The context is important. I want to point out some elements that I've been harping on for a while. First, the Iraq War - especially, as we know, given pretty good evidence beforehand - was fated to become a disaster in myriad complex ways. The obvious ones play out daily in the news: poor planning, civil war, the increase of terror attacks, the incompetence of the Bush administration, etc. The less obvious one is the crisis of international legitimacy and leverage for the US combined with the domestic unpopularity of administration policies across the board, particularly in foreign affairs.
The administration has tried to play a complicated game implicating not only the various factions in Iraq, but also the strategic interests of Iran, India, Europe, Russia, China, Israel, Saudi Arabia, and Pakistan. The administration has proved incompetent to this task. So we have a hodge-podge of policies: temporary alliance with Pakistan, a nuclear deal with India (that leaves Pakistan wondering why they don't get the same deal), coy flirtation and snubbing of China, pressure on Iran, criticism of Russian democratic reforms, and "consultation" with European allies and the IAEA on what to do with Iran's nuclear program. They're all interrelated.
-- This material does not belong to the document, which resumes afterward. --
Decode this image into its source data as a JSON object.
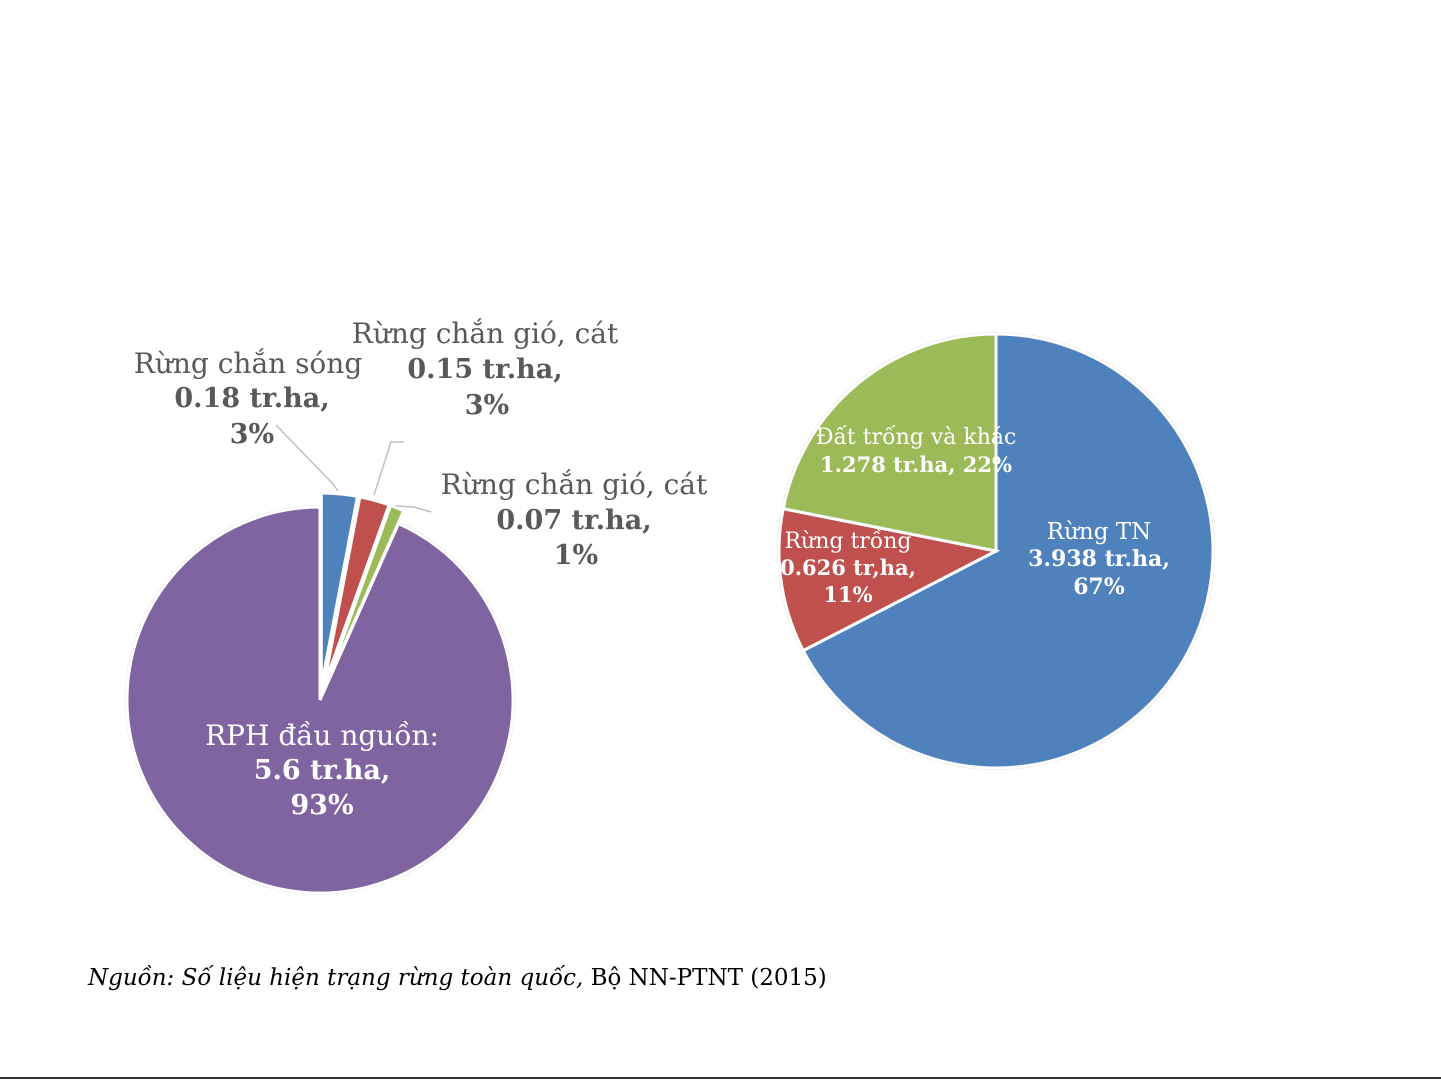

The venture in Iraq, however, has left the US with a globally unpopular disaster on its hands and no answers as to how to clean it up in a respectable, face-saving, and legitimate way. The US is in a real bind in regard to Iran now because it is in a much more difficult position to rally allies to the anti-Iran cause. Would-be allies are acting in their own interests, as does the US, and those interests may now only accidentally coincide with those of the US. The Bush administration has screwed too many countries in the Iraq affair for anyone to willingly sign on to a US-sponsored venture into Iran. This is part of the crisis of legitimacy.
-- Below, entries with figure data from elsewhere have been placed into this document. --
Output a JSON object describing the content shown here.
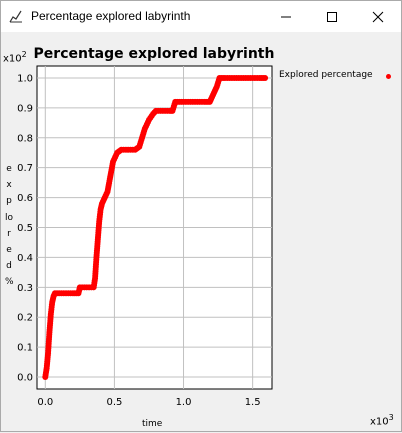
{
  "window": {
    "title": "Percentage explored labyrinth"
  },
  "icons": {
    "app": "chart-app-icon",
    "minimize": "minimize-icon",
    "maximize": "maximize-icon",
    "close": "close-icon"
  },
  "colors": {
    "series": "#ff0000",
    "grid": "#c0c0c0",
    "plot_bg": "#ffffff",
    "window_bg": "#f0f0f0"
  },
  "chart_data": {
    "type": "scatter",
    "title": "Percentage explored labyrinth",
    "xlabel": "time",
    "ylabel": "explored %",
    "x_multiplier_label": "x10",
    "x_multiplier_exp": "3",
    "y_multiplier_label": "x10",
    "y_multiplier_exp": "2",
    "xlim": [
      -0.06,
      1.64
    ],
    "ylim": [
      -0.04,
      1.04
    ],
    "x_ticks": [
      "0.0",
      "0.5",
      "1.0",
      "1.5"
    ],
    "x_tick_values": [
      0,
      0.5,
      1.0,
      1.5
    ],
    "y_ticks": [
      "0.0",
      "0.1",
      "0.2",
      "0.3",
      "0.4",
      "0.5",
      "0.6",
      "0.7",
      "0.8",
      "0.9",
      "1.0"
    ],
    "y_tick_values": [
      0,
      0.1,
      0.2,
      0.3,
      0.4,
      0.5,
      0.6,
      0.7,
      0.8,
      0.9,
      1.0
    ],
    "grid": true,
    "legend_position": "top-right",
    "series": [
      {
        "name": "Explored percentage",
        "color": "#ff0000",
        "points": [
          [
            0.0,
            0.0
          ],
          [
            0.01,
            0.03
          ],
          [
            0.02,
            0.08
          ],
          [
            0.03,
            0.15
          ],
          [
            0.04,
            0.21
          ],
          [
            0.05,
            0.25
          ],
          [
            0.06,
            0.27
          ],
          [
            0.07,
            0.28
          ],
          [
            0.1,
            0.28
          ],
          [
            0.15,
            0.28
          ],
          [
            0.2,
            0.28
          ],
          [
            0.24,
            0.28
          ],
          [
            0.25,
            0.3
          ],
          [
            0.3,
            0.3
          ],
          [
            0.35,
            0.3
          ],
          [
            0.36,
            0.33
          ],
          [
            0.37,
            0.4
          ],
          [
            0.38,
            0.46
          ],
          [
            0.39,
            0.52
          ],
          [
            0.4,
            0.56
          ],
          [
            0.41,
            0.58
          ],
          [
            0.43,
            0.6
          ],
          [
            0.45,
            0.62
          ],
          [
            0.47,
            0.67
          ],
          [
            0.49,
            0.72
          ],
          [
            0.52,
            0.75
          ],
          [
            0.55,
            0.76
          ],
          [
            0.6,
            0.76
          ],
          [
            0.65,
            0.76
          ],
          [
            0.68,
            0.77
          ],
          [
            0.7,
            0.8
          ],
          [
            0.72,
            0.83
          ],
          [
            0.75,
            0.86
          ],
          [
            0.78,
            0.88
          ],
          [
            0.8,
            0.89
          ],
          [
            0.85,
            0.89
          ],
          [
            0.9,
            0.89
          ],
          [
            0.92,
            0.89
          ],
          [
            0.94,
            0.92
          ],
          [
            1.0,
            0.92
          ],
          [
            1.05,
            0.92
          ],
          [
            1.1,
            0.92
          ],
          [
            1.15,
            0.92
          ],
          [
            1.19,
            0.92
          ],
          [
            1.2,
            0.93
          ],
          [
            1.22,
            0.95
          ],
          [
            1.24,
            0.97
          ],
          [
            1.26,
            1.0
          ],
          [
            1.3,
            1.0
          ],
          [
            1.35,
            1.0
          ],
          [
            1.4,
            1.0
          ],
          [
            1.45,
            1.0
          ],
          [
            1.5,
            1.0
          ],
          [
            1.55,
            1.0
          ],
          [
            1.59,
            1.0
          ]
        ]
      }
    ]
  }
}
Furthermore, as a practical matter, the US doesn't appear to have the resources to make legitimate threats to Iran. This is the problem of leverage. Ahmadinejad has been gambling on this being precisely the case: that the threats are empty. I, for one, think he's right. Note the Hersh article again. There's a line that says an attack on Iran would make southern Iraq "light up like a Christmas tree." An attack on Iran would likely mean the final defeat in the Iraq War. And don't think the UK, the only ally dumb enough to follow the US wholeheartedly into Iraq, doesn't know this given its presence in southern Iraq. The inability to defeat enemies in Iraq that the US doesn't really even know does not inspire confidence. I would be very concerned if I were a military officer stationed anywhere in Iraq, but especially the Shiite dominated areas in the event of an attack on Iran.
The second leverage issue - sanctions - is answered by Ahmadinejad indirectly:
"Despite being faced with sanctions for 27 years, restrictions, economic and propagation pressure, the Iranians have now achieved success in the field of basic cells, aerospace engineering and producing nuclear energy," Ahmadinejad said.The situation is such that the only realistic position I can see the US taking is of negotiator with Iran. Talks then legitimize the Iranian state as the real regional powerhouse it sees itself as being, and those talks are unlikely to be held on purely American terms. The Bush administration clearly does not want this. Here again, the administration creates a bind it can't think its way out of. But negotiation is the only solution unless we're truly willing to risk global catastrophe, and the basis of that negotiation is likely to begin from the acceptance of Iran's nuclear program.
Well-played, Ahmadinejad, you kook you.